Keywords: TKTL1 transketolase; Warburg effect; cancer; glucose metabolism; pentose phosphate pathway; western diet.

Figure 1.

Schematic illustration of different pathways of glucose metabolism in cancer cells. Glucose enters the cell via glucose transporter proteins (GLUT). Metabolic flux rates in different pathways are determined by the regulation of rate-limiting enzymes as described in the text, as well as by the balanced equilibrium of respective intermediates.
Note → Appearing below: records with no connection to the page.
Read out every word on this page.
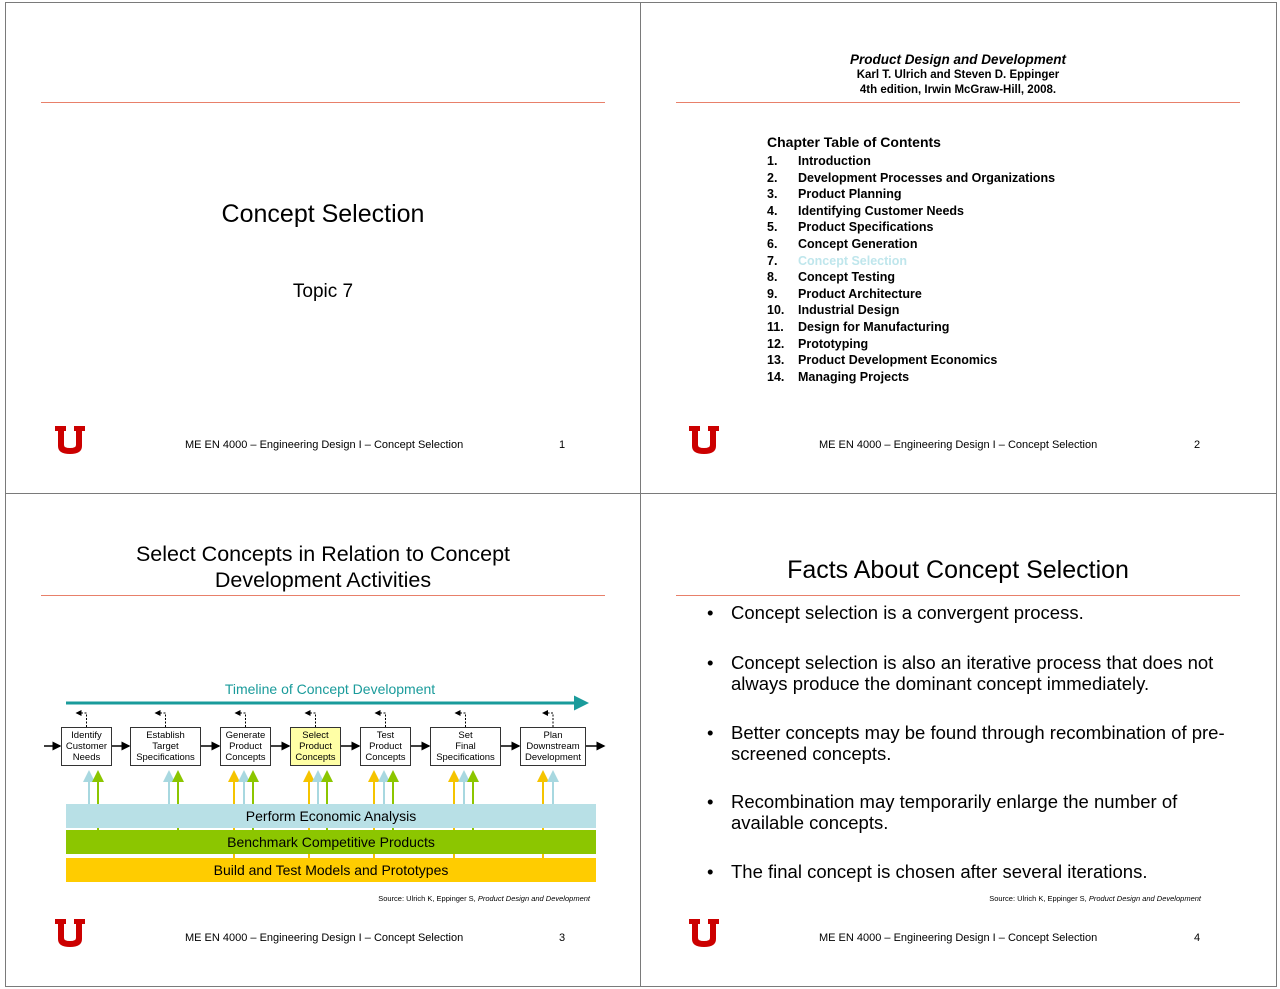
Concept Selection
Topic 7
ME EN 4000 – Engineering Design I – Concept Selection	1
Product Design and Development
Karl T. Ulrich and Steven D. Eppinger
4th edition, Irwin McGraw-Hill, 2008.
Chapter Table of Contents
1. Introduction
2. Development Processes and Organizations
3. Product Planning
4. Identifying Customer Needs
5. Product Specifications
6. Concept Generation
7. Concept Selection
8. Concept Testing
9. Product Architecture
10. Industrial Design
11. Design for Manufacturing
12. Prototyping
13. Product Development Economics
14. Managing Projects
ME EN 4000 – Engineering Design I – Concept Selection	2
Select Concepts in Relation to Concept
Development Activities
Timeline of Concept Development
Identify
Customer
Needs
Establish
Target
Specifications
Generate
Product
Concepts
Select
Product
Concepts
Test
Product
Concepts
Set
Final
Specifications
Plan
Downstream
Development
Perform Economic Analysis
Benchmark Competitive Products
Build and Test Models and Prototypes
Source: Ulrich K, Eppinger S, Product Design and Development
ME EN 4000 – Engineering Design I – Concept Selection	3
Facts About Concept Selection
• Concept selection is a convergent process.
• Concept selection is also an iterative process that does not always produce the dominant concept immediately.
• Better concepts may be found through recombination of pre-screened concepts.
• Recombination may temporarily enlarge the number of available concepts.
• The final concept is chosen after several iterations.
Source: Ulrich K, Eppinger S, Product Design and Development
ME EN 4000 – Engineering Design I – Concept Selection	4
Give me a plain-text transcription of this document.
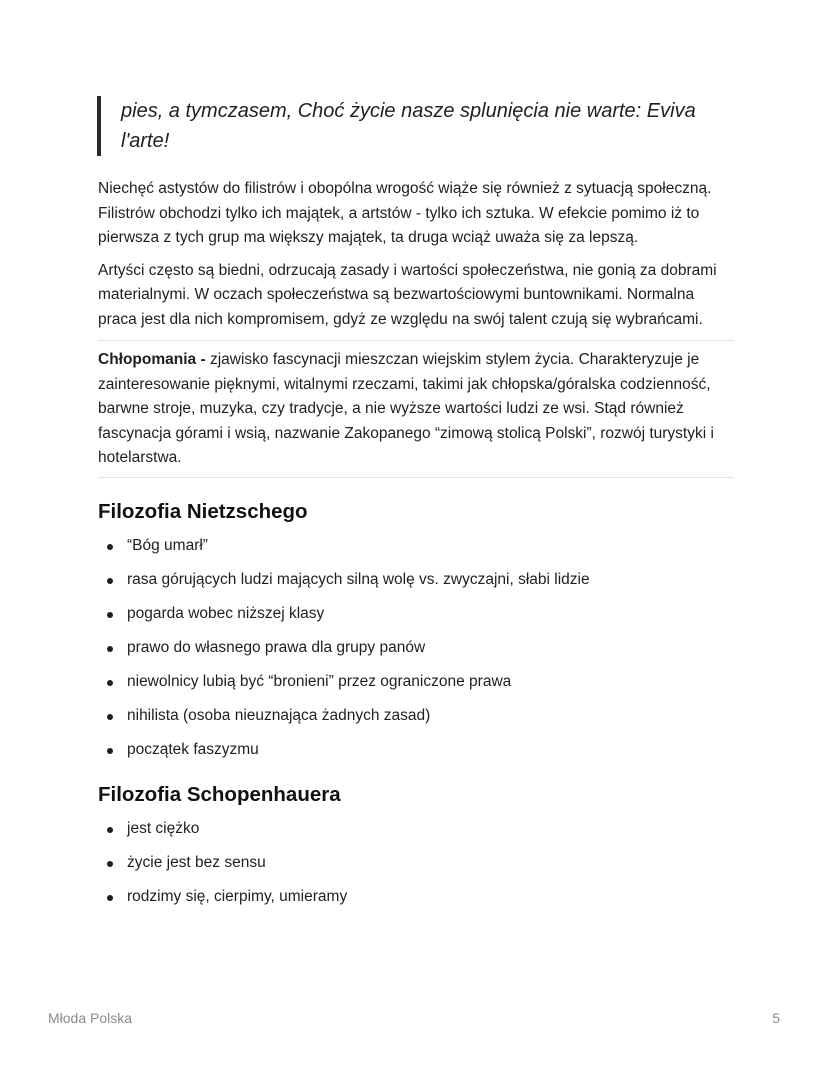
pies, a tymczasem, Choć życie nasze splunięcia nie warte: Eviva l'arte!

Niechęć astystów do filistrów i obopólna wrogość wiąże się również z sytuacją społeczną. Filistrów obchodzi tylko ich majątek, a artstów - tylko ich sztuka. W efekcie pomimo iż to pierwsza z tych grup ma większy majątek, ta druga wciąż uważa się za lepszą.

Artyści często są biedni, odrzucają zasady i wartości społeczeństwa, nie gonią za dobrami materialnymi. W oczach społeczeństwa są bezwartościowymi buntownikami. Normalna praca jest dla nich kompromisem, gdyż ze względu na swój talent czują się wybrańcami.

Chłopomania - zjawisko fascynacji mieszczan wiejskim stylem życia. Charakteryzuje je zainteresowanie pięknymi, witalnymi rzeczami, takimi jak chłopska/góralska codzienność, barwne stroje, muzyka, czy tradycje, a nie wyższe wartości ludzi ze wsi. Stąd również fascynacja górami i wsią, nazwanie Zakopanego “zimową stolicą Polski”, rozwój turystyki i hotelarstwa.

Filozofia Nietzschego
“Bóg umarł”
rasa górujących ludzi mających silną wolę vs. zwyczajni, słabi lidzie
pogarda wobec niższej klasy
prawo do własnego prawa dla grupy panów
niewolnicy lubią być “bronieni” przez ograniczone prawa
nihilista (osoba nieuznająca żadnych zasad)
początek faszyzmu
Filozofia Schopenhauera
jest ciężko
życie jest bez sensu
rodzimy się, cierpimy, umieramy
Młoda Polska	5
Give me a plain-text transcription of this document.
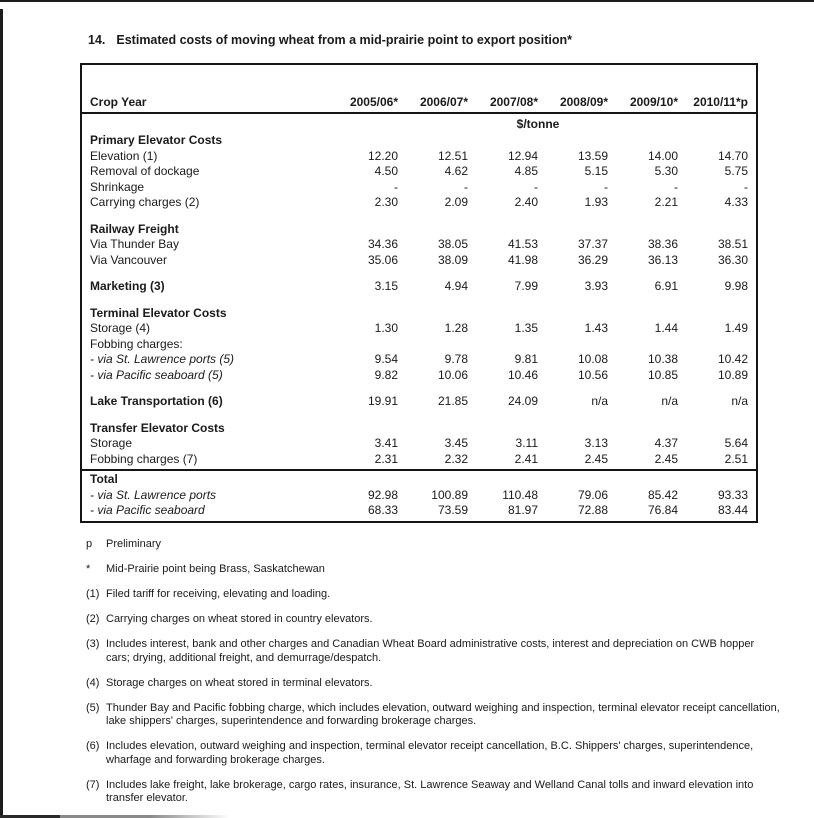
14. Estimated costs of moving wheat from a mid-prairie point to export position*
Crop Year	2005/06*	2006/07*	2007/08*	2008/09*	2009/10*	2010/11*p
$/tonne
Primary Elevator Costs
Elevation (1)	12.20	12.51	12.94	13.59	14.00	14.70
Removal of dockage	4.50	4.62	4.85	5.15	5.30	5.75
Shrinkage	-	-	-	-	-	-
Carrying charges (2)	2.30	2.09	2.40	1.93	2.21	4.33
Railway Freight
Via Thunder Bay	34.36	38.05	41.53	37.37	38.36	38.51
Via Vancouver	35.06	38.09	41.98	36.29	36.13	36.30
Marketing (3)	3.15	4.94	7.99	3.93	6.91	9.98
Terminal Elevator Costs
Storage (4)	1.30	1.28	1.35	1.43	1.44	1.49
Fobbing charges:
- via St. Lawrence ports (5)	9.54	9.78	9.81	10.08	10.38	10.42
- via Pacific seaboard (5)	9.82	10.06	10.46	10.56	10.85	10.89
Lake Transportation (6)	19.91	21.85	24.09	n/a	n/a	n/a
Transfer Elevator Costs
Storage	3.41	3.45	3.11	3.13	4.37	5.64
Fobbing charges (7)	2.31	2.32	2.41	2.45	2.45	2.51
Total
- via St. Lawrence ports	92.98	100.89	110.48	79.06	85.42	93.33
- via Pacific seaboard	68.33	73.59	81.97	72.88	76.84	83.44
p	Preliminary
*	Mid-Prairie point being Brass, Saskatchewan
(1) Filed tariff for receiving, elevating and loading.
(2) Carrying charges on wheat stored in country elevators.
(3) Includes interest, bank and other charges and Canadian Wheat Board administrative costs, interest and depreciation on CWB hopper cars; drying, additional freight, and demurrage/despatch.
(4) Storage charges on wheat stored in terminal elevators.
(5) Thunder Bay and Pacific fobbing charge, which includes elevation, outward weighing and inspection, terminal elevator receipt cancellation, lake shippers' charges, superintendence and forwarding brokerage charges.
(6) Includes elevation, outward weighing and inspection, terminal elevator receipt cancellation, B.C. Shippers' charges, superintendence, wharfage and forwarding brokerage charges.
(7) Includes lake freight, lake brokerage, cargo rates, insurance, St. Lawrence Seaway and Welland Canal tolls and inward elevation into transfer elevator.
Enzymes, reactions, and intermediates of the Embden-Meyerhof pathway are coloured in red, whereas those of the PPP are coloured in blue. Selected enzymes which are referred to in the text are listed at their respective positions. The oxidative branch of the PPP delivers ribose-5-phosphate for the biosynthesis of nucleotides, as well as NADPH for reductive biosynthesis, for the regulation of the redox state within the cell, and for the detoxification of ROS. Within the illustration of the non-oxidative PPP, C₃, C₇, C₆, and C₄ indicate sugar phosphate intermediates, which are interconverted in equilibrium reactions by the transketolase and transaldolase enzymes. Xylulose-5-phosphate, the concentration of which determines the flux rates through both major pathways, may be generated from glucose-6-phosphate via the oxidative or the non-oxidative branch of the PPP. It may serve as a substrate for TKTL1 in a putative cleavage reaction, which generates GAP and a 2-carbon unit, probably acetyl-CoA. Cytosolic acetyl-CoA is utilized for glucose-induced lipogenesis. GAP, which is also generated in the Embden-Meyerhof pathway, may be further metabolized either in the Embden-Meyerhof pathway, or via methylglyoxal to D-lactate. In cancer cells, the generation of L-lactate from pyruvate is predominantly catalyzed by LDHA. Both lactate stereo-isomers are in an equilibrium with pyruvate. Since the oxidation of pyruvate is frequently inhibited in cancer cells (see text), high amounts of lactate are exported via monocarboxylate transporters (MCT).

Figure 2.

The HIF-1 network. The heterodimeric transcription factor HIF-1 consists of a β-subunit (HIF-1β), which is constitutively expressed, as well as an α-subunit (HIF-1α), the expression and stability of which is tightly regulated. Destabilizing factors for HIF-1α are indicated in red colour, whereas stabilizing factors are indicated in blue colour. Translation of HIF-1α is enhanced by the activity of mTORC1 and its downstream activities, which provides a link of HIF-1 activity to survival pathways. The proteolytic degradation of HIF-1α is mediated by the proteasome subsequent to ubiquitylation mediated by the von Hippel-Lindau (VHL)-protein. The recognition of HIF-1α is dependent on the hydroxylation of prolyl residues, which is catalyzed by HIF-1 prolyl hydroxylases 1–3 (HPH). The activity of HPH is a function of the oxygen tension within the cell. HIF-1α is stabilized by hypoxia as well as by several other factors which reflect a loss of metabolic activity in the mitochondria. HIF-1 transactivates a variety of genes which contribute to the hallmarks of aggressive cancer. Notably, at least one of the HIF-1 target genes, PDK1, directly represses the TCA and OXPHOS by the inhibition of PDC.

Figure 3.

Signalling events which determine glucose utilization within the cell. The PI3K-AKT-mTOR-pathway promotes the glycolytic phenotype at various sites via the direct modulation of target proteins as well as on the transcriptional and translational level (for review see Thompson and Thompson, 2004; Sabatini, 2006). One key event supporting aerobic glycolysis is the elevated translation of HIF-1α, the effects of which are illustrated in Figure 2 and discussed in the text. Mitochondrial ROS activate the PI3K-AKT-mTOR-pathway via redox-mediated inhibition of PTEN. Active AMPK and rapamycin negatively regulate PI3K-signalling via suppression of mTORC1. Active AMPK also regulates a glucose-dependent cell cycle checkpoint via phosphorylation of p53. Intact p53 can further directly regulate both glycolysis and OXPHOS via transactivation of its target genes TIGAR and SCO2. Intracellular proteins conferring a suppressive effect on PI3K signalling are indicated in dark blue colour, whereas those which promote this pathway and enable the glycolytic phenotype are indicated in light blue colour.